Sure, the All-American Girls Professional Baseball League was relatively short-lived and it was problematic in numerous ways, but it also came long before Billie Jean King fought for equal pay, long before the U.S. Women’s Soccer team filled America’s consciousness — it was a professional baseball league featuring women at a time when such a thing was revolutionary.

Sure, baseball’s labor wars of the 1970s were painful and messy and left numerous scars, but that doesn’t change the fact that baseball players fought and won rights for athletes that opened up the sports world in ways that still are felt today.

And baseball absolutely should have led throughout this COVID-19 pandemic. The moment was theirs — the baseball season was just a couple of weeks away when the pandemic’s impact first hit the nation. Opening Day — that moment, Tom Boswell famous wrote, when time begins — came and went without baseball. The month of April came and went, that month when baseball hopes fill the mind. May came and went without baseball.

For the first time since 1880, there was no baseball on Memorial Day.

And in the place of baseball we were given … what? Nothing. Silence. OK, We know that they couldn’t play baseball right away. But where were the bold ideas? Where were the innovative plans? Where was the storytelling? Why weren’t there town meetings to talk about how to bring the game back better than ever? Why weren’t there fun baseball documentaries to fill the space — in the same way they used to show “This Week in Baseball” during rain delays?

Why weren’t their cool attempts to do fun baseball things — you saw how Mike Schur and the cast put out a special “Parks and Recreation” and raised millions. How did baseball not do something like that? A social distance home run derby at 10 local high schools? A Strat-o-Matic battle between Terry Francona and Whitey Herzog, between Greg Maddux and Mike Trout, between Max Scherzer and Frank Thomas?
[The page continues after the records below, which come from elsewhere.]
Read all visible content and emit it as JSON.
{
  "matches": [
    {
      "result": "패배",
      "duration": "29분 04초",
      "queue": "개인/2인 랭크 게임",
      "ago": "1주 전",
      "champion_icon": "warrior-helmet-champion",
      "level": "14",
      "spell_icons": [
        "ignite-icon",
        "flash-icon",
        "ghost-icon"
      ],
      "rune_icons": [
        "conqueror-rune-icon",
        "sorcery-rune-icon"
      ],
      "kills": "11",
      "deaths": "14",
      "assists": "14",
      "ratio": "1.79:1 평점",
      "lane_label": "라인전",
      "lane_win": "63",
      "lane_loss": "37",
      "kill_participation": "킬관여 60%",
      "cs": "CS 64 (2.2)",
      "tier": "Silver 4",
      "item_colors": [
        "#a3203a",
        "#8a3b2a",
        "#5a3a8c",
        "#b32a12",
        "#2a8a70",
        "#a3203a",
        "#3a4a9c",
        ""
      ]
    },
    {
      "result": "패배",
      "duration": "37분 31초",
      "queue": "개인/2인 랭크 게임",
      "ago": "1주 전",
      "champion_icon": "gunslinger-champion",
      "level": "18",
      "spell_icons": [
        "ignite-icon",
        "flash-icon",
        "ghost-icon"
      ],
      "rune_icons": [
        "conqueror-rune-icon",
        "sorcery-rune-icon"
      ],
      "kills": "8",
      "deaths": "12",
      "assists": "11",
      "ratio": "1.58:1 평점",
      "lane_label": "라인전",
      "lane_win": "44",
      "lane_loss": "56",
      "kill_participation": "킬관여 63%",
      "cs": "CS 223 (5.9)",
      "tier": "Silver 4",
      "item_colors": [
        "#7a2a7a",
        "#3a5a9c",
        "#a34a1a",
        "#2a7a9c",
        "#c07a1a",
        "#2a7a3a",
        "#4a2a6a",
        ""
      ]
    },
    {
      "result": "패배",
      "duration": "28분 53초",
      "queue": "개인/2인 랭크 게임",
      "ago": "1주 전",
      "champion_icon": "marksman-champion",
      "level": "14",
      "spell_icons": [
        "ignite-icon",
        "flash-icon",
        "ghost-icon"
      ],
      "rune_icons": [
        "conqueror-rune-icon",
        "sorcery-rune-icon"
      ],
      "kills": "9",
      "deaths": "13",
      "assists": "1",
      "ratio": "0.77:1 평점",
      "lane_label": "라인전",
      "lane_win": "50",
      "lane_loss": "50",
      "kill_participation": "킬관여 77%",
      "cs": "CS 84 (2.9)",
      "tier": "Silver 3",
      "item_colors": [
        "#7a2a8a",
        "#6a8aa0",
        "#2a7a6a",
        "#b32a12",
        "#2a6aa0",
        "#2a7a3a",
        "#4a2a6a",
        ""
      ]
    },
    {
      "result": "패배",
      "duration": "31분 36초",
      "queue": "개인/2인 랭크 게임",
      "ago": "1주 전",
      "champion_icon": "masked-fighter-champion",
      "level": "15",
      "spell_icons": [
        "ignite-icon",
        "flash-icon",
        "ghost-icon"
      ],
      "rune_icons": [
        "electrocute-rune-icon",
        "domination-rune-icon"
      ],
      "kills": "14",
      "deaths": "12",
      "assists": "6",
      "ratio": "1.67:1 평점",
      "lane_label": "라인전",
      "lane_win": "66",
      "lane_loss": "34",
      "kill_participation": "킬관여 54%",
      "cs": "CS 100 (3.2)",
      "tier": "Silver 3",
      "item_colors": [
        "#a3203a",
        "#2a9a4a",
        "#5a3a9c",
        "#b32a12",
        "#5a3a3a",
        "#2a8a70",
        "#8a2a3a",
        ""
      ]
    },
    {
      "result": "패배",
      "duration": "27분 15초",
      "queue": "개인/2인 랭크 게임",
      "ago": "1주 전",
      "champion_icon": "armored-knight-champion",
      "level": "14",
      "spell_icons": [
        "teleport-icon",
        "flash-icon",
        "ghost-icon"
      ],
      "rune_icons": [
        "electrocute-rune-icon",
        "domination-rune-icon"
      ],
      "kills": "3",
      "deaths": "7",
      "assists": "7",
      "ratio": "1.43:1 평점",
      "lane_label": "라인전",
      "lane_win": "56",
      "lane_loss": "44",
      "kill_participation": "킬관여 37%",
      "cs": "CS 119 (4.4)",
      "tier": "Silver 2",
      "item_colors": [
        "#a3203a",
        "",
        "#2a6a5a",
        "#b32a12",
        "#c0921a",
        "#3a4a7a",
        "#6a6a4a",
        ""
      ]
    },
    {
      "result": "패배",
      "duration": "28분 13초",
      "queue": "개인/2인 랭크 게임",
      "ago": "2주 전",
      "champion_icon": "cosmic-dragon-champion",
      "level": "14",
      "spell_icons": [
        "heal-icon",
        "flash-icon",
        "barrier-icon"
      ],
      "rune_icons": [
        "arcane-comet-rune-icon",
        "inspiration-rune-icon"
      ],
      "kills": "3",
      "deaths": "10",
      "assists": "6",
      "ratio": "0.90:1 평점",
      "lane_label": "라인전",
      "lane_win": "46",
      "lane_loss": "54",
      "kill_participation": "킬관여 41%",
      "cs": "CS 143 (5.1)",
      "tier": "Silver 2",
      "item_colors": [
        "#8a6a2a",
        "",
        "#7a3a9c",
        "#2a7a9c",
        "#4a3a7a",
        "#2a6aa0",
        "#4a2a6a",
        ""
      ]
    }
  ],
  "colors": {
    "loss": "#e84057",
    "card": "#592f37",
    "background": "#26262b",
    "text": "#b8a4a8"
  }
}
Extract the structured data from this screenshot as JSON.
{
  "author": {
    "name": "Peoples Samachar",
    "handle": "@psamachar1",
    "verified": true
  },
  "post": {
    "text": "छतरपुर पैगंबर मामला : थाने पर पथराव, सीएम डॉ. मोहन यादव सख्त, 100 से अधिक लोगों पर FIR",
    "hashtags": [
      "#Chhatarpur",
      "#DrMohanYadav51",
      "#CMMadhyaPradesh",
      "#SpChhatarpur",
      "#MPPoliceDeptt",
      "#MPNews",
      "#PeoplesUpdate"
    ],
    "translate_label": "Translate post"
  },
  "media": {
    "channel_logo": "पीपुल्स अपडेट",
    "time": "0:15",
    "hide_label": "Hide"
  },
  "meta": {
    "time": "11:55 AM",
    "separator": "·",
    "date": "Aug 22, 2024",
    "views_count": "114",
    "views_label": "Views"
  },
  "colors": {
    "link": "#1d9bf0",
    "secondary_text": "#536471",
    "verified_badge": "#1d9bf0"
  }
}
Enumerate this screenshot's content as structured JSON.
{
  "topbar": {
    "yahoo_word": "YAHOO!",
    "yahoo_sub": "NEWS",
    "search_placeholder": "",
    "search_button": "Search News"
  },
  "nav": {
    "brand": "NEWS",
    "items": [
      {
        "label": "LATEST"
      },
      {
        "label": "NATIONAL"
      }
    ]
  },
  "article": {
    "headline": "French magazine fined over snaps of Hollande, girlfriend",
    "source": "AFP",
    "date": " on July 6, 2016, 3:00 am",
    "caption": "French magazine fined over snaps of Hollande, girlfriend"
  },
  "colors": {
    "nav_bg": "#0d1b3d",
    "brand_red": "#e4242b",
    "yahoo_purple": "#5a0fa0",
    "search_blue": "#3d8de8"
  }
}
I could go on like this forever — baseball just let months pass by with nothing.

But more, much more, infinitely more, where were the plans to get baseball going again? How could this sport just flail around in a dispiriting spiral of hopelessness? This is a pandemic. This is a once in a century nightmare. Everybody had to know they were going to lose money, lots and lots of money — this after something like a 50-year winning streak. Everybody had to know the season wasn’t going to look anything like other seasons. Everybody had to know that it would take cooperation and imagination and dedication to figure out how to play baseball.

And everybody had to know that people were so hungry for baseball, for something that felt familiar, for the sound of the ball cracking off the bat, for the sight of a freshly mowed outfield, for the sight of Mookie Betts rounding second and trying for a triple.

How could they fail such an obvious test?

Oh, sure, they’ll probably figure out a way to get out and play ball eventually. But people are exhausted. There was a moment to lead, a moment for baseball to once again be at the center of American optimism and aspiration. And, they fought over money instead. They talked past each other instead. I’m not both-siding it — I blame the owners, the people who are supposed to be looking out for this game. But, as I have said before, most people don’t care whose fault it is. All they care about is that baseball can’t get its act together. Again.

It’s heartbreaking, really. There was a moment there, I believe, when baseball could have once again showed the way. I know there were people — I heard from many fo them — who said: “Hey, if they play baseball, maybe I’ll give it another try. I used to be a big baseball fan before (the strike/steroids/the games got so long). Maybe I’ll check it out.”

And that moment is gone. I don’t know anyone who feels that way anymore. Soon there will be soccer and there will be golf and basketball and football will be on the horizon and baseball? We die hards will be there when baseball finally comes around because we’re always there.

But, yes, the moment is gone. That’s the lesson of baseball, isn’t it? If you hesitate, the fastball is already by you.